My favourite of the invented plot changes is the opportunity for Dracula and Van Helsing to meet face to face in a dialogue scene as worthy enemies verbally challenging each other. One of the weaknesses of the novel is that we don’t get this satisfaction. After over-long research preparations for pursuing Dracula back to Transylvania, the team hurtle across Europe, suddenly rip open the Count’s coffin on sight and while Quincy slits the vampire’s throat, Arthur stakes him to death. There is no time for Dracula to awake and for us to savour any kind of confrontation. In fact, other than the deliciously suspenseful early scenes of the vampire with Harker in Castle Dracula, the Count is virtually absent from the rest of the book till the end. In the film he has a more fitting amount of screen time, and visits Van Helsing who ignores Dracula’s boast of command over Mina and his demand that he return to his homeland. The Professor’s will equally proves too strong for the vampire’s hypnotism. Finally, we also gain the extra pleasure of seeing the expert older hero himself executing the vampire, albeit staged less than triumphantly. (Dracula’s long death groans were cut from the soundtrack until the 1990s Laserdisc release put then back).

Though Tod Browning could identify with the ‘alien misfit outsider’ status of Dracula, a theme he mined powerfully in films like the later Freaks (1932), he struggled with adapting his style of shooting silent films to the new sound medium. As far as he could, he cunningly filmed scenes without dialogue which did add to the eerie atmosphere, such as when Dracula is hypnotising his victims wordlessly. According to the actors, he was not a strong guiding hand on set, deferring frequently to his superb cinematographer Karl ‘Metropolis’ Freund for many of the stylistic filming decisions. Freund was full of creative ideas and with such striking techniques as tracking shots leading us into the castle and the sanitarium, as well as great use of lighting and fog it’s no surprise that he went on to supplement his camerawork by fully directing Universal horror classics like The Mummy and Mad Love.

At the very end of the film, the first cut included an epilogue taken from the New York theatre run in which Van Helsing speaks directly to the audience, playfully assuring them not to blithely dismiss what they have just seen as pure fantasy because: “…after all, there are such things as vampires!

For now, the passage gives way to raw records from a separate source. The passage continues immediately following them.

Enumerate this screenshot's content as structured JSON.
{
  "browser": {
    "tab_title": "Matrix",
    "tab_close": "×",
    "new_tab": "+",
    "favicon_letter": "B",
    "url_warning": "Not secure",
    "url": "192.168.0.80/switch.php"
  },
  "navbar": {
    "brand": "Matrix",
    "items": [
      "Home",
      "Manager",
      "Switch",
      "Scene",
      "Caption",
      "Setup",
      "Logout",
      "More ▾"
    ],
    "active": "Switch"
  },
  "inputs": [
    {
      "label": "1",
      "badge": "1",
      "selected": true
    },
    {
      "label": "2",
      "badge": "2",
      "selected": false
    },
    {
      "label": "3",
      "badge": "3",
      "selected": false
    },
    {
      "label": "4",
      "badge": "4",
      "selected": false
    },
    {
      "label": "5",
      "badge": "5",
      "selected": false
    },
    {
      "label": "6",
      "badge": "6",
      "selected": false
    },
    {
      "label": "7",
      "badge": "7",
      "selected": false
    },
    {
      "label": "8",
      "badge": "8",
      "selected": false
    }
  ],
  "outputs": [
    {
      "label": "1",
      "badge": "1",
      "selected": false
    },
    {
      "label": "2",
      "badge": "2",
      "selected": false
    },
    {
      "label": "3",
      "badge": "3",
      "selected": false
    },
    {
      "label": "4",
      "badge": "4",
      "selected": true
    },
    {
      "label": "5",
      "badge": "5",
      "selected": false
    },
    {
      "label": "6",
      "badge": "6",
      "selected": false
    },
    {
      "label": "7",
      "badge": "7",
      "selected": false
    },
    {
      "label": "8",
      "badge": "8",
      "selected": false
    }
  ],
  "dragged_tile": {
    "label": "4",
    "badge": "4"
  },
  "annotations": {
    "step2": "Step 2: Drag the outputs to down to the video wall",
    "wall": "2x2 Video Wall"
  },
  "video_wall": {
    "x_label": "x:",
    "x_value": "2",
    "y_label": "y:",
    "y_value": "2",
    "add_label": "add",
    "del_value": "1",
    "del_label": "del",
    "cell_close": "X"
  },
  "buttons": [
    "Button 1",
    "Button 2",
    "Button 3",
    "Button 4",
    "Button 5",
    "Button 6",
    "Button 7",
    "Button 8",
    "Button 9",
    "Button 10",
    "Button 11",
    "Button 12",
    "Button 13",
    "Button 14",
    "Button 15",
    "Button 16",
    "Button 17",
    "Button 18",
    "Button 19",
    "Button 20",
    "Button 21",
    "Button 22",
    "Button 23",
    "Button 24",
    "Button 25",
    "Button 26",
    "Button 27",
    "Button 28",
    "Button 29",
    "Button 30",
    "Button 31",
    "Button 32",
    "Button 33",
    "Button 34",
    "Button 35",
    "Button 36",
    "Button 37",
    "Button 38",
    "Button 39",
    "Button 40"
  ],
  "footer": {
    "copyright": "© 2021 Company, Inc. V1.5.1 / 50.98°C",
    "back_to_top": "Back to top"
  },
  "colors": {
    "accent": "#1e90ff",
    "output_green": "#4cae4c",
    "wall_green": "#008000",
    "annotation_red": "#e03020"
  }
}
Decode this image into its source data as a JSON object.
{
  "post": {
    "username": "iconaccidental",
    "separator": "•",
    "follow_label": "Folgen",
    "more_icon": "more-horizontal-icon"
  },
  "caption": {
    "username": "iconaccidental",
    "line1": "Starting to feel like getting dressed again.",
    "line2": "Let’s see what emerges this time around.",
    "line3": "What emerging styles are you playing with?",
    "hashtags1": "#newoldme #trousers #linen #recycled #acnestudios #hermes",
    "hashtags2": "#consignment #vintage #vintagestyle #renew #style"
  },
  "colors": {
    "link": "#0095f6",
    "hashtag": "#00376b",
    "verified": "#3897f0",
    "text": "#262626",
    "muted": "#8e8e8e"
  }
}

This coda was later dropped.

To bolster its chances on release, the studio gave Dracula a splendidly eye-catching poster campaign in various full-colour designs, possibly the most memorable featuring a spider’s web with Lugosi poised at the epicentre, surrounded by his female prey from the cast caught in his terrifying snare. Nowadays these poster fetch huge sums as valued collectors’ items.

When Bram Stoker conceived Count Dracula, he had consciously or not played on Victorian cultural paranoia in different forms. There was an irrational xenophobia about foreigners, racism toward anyone who was not a product of polite English society. In awakening both Lucy and Mina’s deep sexual yearnings and desire to fulfil them, the book also aroused traditional men’s fears of female emancipation, their dominance also threatened by the Suffragettes. Dracula’s character could even be viewed as a metaphor for the terror of contracting sexually-transmitted diseases, a living virus infecting us as a result of consorting with the unclean outsider. (Stoker allegedly suffered from tertiary syphilis). These anxieties still resonated in 1920s western audiences, particularly in the post-war mistrust of other countries. This may help explain the peculiarly unnerving effect that Lugosi’s portrayal had on both men and women in cinemas.

With the enormous box-office response to Dracula, their biggest hit of 1931, Universal had now invented the first true Hollywood horror film. Simultaneously they created a new genre that they would famously exploit and, beginning with Lugosi as the first acknowledged horror film star, a new breed of actor they would market the same way – as what he would later call “…a blessing and a curse”.